Without considering consumer behavior, government interventions can have unintended consequences.
by Ravahn Samati
I could be accused of being dogmatic and emotionally committed to government intervention where I see social inequality. It might be that there are limitations to the government as a creative force to solve the problems of the private sector. Furthermore, it might be that the government could be a purveyor of unintended consequences because they are attached to policy solutions and political constituents of yesteryear. Case in point is the California Legislature becoming the housing insurance company of last resort for the victims of natural fires. Insurance companies seeing the insolvency of their maintenance of the status quo amidst climate change are bleeding out of the state. Legislators would be wise to heed that risk and not contribute to incentivizing homeowners staying in the path of historical wildfires such as the City of Santa Rosa decision to approve homeowners rebuild where they lost homes.
It has been humbling to be presented with models and vocabulary for the consequence of policy on consumer behavior. A more measured approach that considers the value of each policy on a case by case basis that includes an economic analysis does not have to be an abdication of my values and attachment to my formation in organizing. There are real consequences on labor force participation, and business solvency to consider when we talk about taxes, price ceilings, wage floors, and government monopolies like the East Bay Municipal Utility District.
I was struck by a recent proposal that Oakland City Councilmember Rebecca Kaplan proposed on Lyft and Uber rides that seemed extraordinary because it was a noticeable 50-cent tax on each ride for riders. This would have burdened the riders, not the company. In Councilmember Kaplan’s defense, she said it was impossible to do the equivalent on the supply side, but the result is a regressive tax. In any case, that would be quite the government windfall and seemed usurious to me. I would like to have read an analysis of the expected impact on riders of the 50-cent additional tax. How would it affect the demand for the service? What deadweight loss would it cause? Would consumer surplus or producer surplus loss be equally distributed?
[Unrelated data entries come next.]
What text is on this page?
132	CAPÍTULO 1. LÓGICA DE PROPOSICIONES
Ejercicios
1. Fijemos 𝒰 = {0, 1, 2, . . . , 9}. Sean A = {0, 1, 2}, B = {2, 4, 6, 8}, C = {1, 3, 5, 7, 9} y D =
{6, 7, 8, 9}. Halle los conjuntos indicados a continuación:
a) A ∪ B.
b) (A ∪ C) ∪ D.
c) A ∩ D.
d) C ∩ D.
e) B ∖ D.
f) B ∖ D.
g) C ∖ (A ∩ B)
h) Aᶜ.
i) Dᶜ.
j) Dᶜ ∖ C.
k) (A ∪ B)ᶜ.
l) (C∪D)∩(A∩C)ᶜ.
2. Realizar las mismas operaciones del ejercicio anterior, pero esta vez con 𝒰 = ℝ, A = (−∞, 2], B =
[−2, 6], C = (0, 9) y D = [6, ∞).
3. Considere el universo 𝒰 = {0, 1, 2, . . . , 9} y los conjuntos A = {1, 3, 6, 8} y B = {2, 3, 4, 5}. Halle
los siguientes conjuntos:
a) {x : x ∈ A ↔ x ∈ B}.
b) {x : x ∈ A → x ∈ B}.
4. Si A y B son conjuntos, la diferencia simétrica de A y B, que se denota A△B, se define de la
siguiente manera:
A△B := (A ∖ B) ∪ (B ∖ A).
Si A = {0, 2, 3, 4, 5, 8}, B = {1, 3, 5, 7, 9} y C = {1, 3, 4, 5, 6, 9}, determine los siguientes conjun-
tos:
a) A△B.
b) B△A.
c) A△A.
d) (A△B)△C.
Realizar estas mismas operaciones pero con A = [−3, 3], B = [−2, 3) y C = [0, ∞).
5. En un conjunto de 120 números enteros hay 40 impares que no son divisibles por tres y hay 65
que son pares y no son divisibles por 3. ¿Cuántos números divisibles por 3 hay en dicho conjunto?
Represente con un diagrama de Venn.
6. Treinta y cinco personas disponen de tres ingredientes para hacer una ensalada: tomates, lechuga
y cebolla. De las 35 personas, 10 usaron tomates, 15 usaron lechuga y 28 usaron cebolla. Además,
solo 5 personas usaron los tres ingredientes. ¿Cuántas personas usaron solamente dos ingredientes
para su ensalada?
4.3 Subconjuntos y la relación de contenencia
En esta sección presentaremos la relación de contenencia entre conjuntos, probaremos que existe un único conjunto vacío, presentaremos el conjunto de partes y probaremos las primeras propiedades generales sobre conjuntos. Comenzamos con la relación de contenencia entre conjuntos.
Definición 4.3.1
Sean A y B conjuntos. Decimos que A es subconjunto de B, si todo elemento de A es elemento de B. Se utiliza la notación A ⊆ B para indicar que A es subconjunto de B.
I became skeptical of the policy design and cynical of the progressive councilmember’s agenda as really being red meat for her base to claim some victories in an election year because the policy on its face seemed short on economic analysis. Her opponents have seized on the tax proposal as a job killer, which may have some basis if fewer riders participate and drivers see less traffic. Then drivers may opt out of that form of work altogether because it’s not a viable trade to ply. It probably wouldn’t come to this, but front-end economic analysis of policy design consequences has become much more essential for me if for no other reason than to make an effective case for the policy and build more ownership through the policy design process. It is probably good for my mental health as well because I don’t go around castigating people for their politics when they are more concerned about the welfare of the private sector than working people. Things are more complicated than that.